Congress and NSA Secrecy
At the Washington Post’s “Plum Line” blog, Greg Sargent discusses some of the responses in Congress to the recent revelations regarding the National Security Agency and the FISA court, and makes a great point:
What continues to remain striking is that, for all the intense media attention to the NSA story, almost no attention has been given to efforts such as these that would actually do something about the problem, or at least one important dimension of the problem.
There are three explanations for this. First, the drama that has played out with Edward Snowden, from his flight to Hong Kong to his current state of limbo in the Moscow airport, is undeniably fascinating. It is hardly surprising that people find the story interesting and that it is eating up a ton of media oxygen. Second, many in both parties are simply not bothered by the substance of what has been disclosed. Senator Dianne Feinstein put it most starkly the day after the Guardian first reported on the NSA’s bulk collection of metadata when she dismissed criticism of the programs by saying that “It’s called protecting America.” And the third reason, as Sargent notes, is that the suggested policy fixes “have little chance of going anywhere” in Congress.

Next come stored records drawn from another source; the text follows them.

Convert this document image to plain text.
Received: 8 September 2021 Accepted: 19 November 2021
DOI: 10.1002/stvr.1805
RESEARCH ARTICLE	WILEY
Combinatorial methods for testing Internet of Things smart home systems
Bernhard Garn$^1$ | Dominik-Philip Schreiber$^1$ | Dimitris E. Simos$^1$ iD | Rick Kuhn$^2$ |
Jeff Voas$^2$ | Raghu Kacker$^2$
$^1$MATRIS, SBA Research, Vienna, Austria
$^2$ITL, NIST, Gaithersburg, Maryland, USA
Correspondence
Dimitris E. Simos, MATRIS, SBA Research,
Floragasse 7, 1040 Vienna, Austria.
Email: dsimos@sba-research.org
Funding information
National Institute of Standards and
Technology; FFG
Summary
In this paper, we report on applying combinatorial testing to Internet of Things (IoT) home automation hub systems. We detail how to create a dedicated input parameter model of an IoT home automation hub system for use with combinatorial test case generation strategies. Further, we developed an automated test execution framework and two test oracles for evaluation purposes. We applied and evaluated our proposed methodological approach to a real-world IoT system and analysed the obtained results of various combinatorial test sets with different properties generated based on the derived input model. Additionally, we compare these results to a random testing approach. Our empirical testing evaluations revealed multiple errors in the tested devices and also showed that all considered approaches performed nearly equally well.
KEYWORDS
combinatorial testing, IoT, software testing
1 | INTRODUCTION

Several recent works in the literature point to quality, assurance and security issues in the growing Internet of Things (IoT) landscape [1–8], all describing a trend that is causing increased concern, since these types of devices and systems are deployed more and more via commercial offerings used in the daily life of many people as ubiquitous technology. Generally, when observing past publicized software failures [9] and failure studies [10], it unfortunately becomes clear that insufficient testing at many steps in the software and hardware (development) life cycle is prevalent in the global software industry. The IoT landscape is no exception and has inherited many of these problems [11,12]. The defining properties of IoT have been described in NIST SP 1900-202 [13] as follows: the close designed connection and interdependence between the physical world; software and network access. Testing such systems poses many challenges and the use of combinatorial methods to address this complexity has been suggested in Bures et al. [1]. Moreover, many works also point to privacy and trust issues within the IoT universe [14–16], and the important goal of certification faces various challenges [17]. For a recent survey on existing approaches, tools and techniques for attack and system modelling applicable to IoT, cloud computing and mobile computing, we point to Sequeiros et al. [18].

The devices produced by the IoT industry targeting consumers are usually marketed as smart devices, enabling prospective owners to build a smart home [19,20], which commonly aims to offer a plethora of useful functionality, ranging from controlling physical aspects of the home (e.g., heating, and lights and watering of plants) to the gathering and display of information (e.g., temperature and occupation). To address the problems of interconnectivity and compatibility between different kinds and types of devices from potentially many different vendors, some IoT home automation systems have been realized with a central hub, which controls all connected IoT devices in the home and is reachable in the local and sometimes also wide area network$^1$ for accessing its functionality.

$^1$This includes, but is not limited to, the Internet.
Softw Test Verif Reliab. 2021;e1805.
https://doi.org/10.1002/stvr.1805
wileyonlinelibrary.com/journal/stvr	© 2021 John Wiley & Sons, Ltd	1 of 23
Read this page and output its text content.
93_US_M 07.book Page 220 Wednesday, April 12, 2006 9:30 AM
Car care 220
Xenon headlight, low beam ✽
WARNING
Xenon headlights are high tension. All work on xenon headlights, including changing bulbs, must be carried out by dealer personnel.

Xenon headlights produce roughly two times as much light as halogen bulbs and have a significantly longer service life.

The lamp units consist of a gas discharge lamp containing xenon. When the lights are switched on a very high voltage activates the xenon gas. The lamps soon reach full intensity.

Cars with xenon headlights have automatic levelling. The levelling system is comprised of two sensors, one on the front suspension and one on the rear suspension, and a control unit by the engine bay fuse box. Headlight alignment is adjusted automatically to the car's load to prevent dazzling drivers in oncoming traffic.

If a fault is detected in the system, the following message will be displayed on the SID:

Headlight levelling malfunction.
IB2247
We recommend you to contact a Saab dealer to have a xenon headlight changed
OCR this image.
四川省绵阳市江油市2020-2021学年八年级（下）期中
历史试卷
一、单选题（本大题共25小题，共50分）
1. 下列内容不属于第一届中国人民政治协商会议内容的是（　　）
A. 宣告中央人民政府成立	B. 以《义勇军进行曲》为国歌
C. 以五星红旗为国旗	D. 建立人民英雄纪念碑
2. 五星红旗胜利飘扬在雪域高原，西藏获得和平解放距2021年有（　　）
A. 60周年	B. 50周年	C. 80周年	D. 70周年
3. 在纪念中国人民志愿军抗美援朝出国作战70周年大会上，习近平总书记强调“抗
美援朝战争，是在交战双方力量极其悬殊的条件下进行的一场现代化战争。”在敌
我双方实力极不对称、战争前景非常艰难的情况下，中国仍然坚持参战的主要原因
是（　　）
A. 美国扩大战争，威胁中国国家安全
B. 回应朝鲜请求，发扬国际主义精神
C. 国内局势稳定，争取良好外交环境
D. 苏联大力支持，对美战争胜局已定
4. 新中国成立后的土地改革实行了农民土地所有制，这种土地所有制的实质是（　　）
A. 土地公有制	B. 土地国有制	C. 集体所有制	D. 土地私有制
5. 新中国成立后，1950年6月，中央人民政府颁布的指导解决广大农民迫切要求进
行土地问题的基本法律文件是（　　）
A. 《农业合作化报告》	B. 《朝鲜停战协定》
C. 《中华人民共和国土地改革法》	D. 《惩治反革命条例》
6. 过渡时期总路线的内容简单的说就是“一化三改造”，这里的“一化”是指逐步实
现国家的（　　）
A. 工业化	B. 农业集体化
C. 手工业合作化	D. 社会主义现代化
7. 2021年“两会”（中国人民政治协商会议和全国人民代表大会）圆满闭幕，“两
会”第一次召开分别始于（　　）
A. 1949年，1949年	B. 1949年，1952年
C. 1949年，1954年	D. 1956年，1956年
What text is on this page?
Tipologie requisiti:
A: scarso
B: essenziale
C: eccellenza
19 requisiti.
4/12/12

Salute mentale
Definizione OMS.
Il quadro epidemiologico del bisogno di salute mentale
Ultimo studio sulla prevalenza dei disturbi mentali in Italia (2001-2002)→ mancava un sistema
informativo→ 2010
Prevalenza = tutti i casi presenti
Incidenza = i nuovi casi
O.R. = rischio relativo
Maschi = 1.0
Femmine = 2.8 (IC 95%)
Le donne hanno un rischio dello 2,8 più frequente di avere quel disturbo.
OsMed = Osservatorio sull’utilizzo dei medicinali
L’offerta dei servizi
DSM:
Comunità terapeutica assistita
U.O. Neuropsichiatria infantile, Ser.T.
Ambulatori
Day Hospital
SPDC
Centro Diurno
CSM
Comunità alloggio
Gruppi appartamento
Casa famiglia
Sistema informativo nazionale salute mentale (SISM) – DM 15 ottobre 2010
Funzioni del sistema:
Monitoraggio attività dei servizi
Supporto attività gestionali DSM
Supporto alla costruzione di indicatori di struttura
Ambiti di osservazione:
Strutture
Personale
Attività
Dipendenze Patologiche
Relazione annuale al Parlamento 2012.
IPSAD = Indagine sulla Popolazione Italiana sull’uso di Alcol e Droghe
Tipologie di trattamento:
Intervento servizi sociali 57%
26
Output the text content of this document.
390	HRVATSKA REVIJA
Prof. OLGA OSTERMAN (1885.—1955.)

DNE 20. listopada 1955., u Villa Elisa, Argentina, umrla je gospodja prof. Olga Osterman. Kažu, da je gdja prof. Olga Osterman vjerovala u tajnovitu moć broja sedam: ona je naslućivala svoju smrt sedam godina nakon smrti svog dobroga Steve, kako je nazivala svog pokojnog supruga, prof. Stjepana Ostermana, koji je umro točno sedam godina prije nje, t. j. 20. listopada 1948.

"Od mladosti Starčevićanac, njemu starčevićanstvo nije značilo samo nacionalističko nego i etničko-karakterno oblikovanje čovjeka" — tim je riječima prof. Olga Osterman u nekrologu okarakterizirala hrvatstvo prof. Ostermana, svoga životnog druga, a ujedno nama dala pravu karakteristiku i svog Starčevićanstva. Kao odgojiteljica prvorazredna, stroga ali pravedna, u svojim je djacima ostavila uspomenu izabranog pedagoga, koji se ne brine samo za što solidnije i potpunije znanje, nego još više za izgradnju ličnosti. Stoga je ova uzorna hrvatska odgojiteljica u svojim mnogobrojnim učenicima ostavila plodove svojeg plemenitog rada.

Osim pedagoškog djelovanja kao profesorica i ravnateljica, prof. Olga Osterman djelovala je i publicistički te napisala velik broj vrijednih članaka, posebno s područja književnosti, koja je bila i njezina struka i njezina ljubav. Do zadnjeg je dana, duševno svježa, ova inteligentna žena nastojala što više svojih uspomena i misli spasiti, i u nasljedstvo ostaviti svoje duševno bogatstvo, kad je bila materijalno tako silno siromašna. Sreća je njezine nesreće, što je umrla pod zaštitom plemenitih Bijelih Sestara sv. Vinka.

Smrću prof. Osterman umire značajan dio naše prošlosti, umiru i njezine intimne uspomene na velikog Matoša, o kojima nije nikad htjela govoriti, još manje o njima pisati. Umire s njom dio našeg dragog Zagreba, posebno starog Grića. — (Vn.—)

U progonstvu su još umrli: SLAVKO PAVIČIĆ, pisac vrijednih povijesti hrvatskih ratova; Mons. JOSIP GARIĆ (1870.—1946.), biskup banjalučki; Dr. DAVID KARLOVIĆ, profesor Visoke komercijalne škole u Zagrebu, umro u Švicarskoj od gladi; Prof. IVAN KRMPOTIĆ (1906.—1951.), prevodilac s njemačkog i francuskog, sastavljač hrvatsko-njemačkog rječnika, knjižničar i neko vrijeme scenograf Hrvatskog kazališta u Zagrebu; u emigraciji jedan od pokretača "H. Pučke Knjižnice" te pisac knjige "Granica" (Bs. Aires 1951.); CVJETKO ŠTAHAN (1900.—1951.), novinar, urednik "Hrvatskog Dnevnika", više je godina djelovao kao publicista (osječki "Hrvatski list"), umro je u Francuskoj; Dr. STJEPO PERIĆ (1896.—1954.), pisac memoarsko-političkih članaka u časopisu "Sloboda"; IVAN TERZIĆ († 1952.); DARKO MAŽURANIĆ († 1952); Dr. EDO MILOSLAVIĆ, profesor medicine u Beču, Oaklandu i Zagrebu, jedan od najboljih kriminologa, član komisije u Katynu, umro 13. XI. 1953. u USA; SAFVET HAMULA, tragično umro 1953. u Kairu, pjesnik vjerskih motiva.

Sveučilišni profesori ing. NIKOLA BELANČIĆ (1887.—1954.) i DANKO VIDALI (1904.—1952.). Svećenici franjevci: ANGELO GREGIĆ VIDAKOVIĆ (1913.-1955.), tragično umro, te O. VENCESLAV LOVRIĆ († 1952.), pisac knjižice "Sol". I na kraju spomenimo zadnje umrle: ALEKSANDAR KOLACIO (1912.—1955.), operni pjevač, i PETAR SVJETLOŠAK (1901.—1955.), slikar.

Nevertheless, Sargent is right that the efforts in Congress to roll back some of the secrecy surrounding the NSA and the FISA court deserve both more attention and more support. He calls attention to a series of proposals that have been made, of which one is particularly noteworthy. Last month, a group of eight senators, led by Democrat Jeff Merkley and Republican Mike Lee, introduced a bill that would require the declassification of the FISA court’s opinions that provide the legal basis for the extent of the NSA’s surveillance. As the New York Times reported recently, the court, which was “was once mostly focused on approving case-by-case wiretapping orders,” has now “become almost a parallel Supreme Court, serving as the ultimate arbiter on surveillance issues and delivering opinions that will most likely shape intelligence practices for years to come.” In doing so, it has dramatically expanded the scope of legalized surveillance—in part, the Wall Street Journal revealed, by redefining the word “relevant” to encompass databases of “records on millions of people” rather than more individualized requests.
As Ron Wyden, another of the eight senators, said, “It is impossible for the American people to have an informed public debate about laws that are interpreted, enforced, and adjudicated in complete secrecy.” Indeed, it is clear now that the FISA court’s interpretation of the law is markedly different from what members of Congress understood themselves to be voting for when they reauthorized the Patriot Act in 2006. Hence, the senators’ push to declassify the rulings is a welcome one. Whether or not one believes that the NSA’s dragnet-style collection of metadata is in America’s best interest, the idea that it ought to have continued forever without public knowledge and justified only by a secret body of legal rulings, is pretty much indefensible.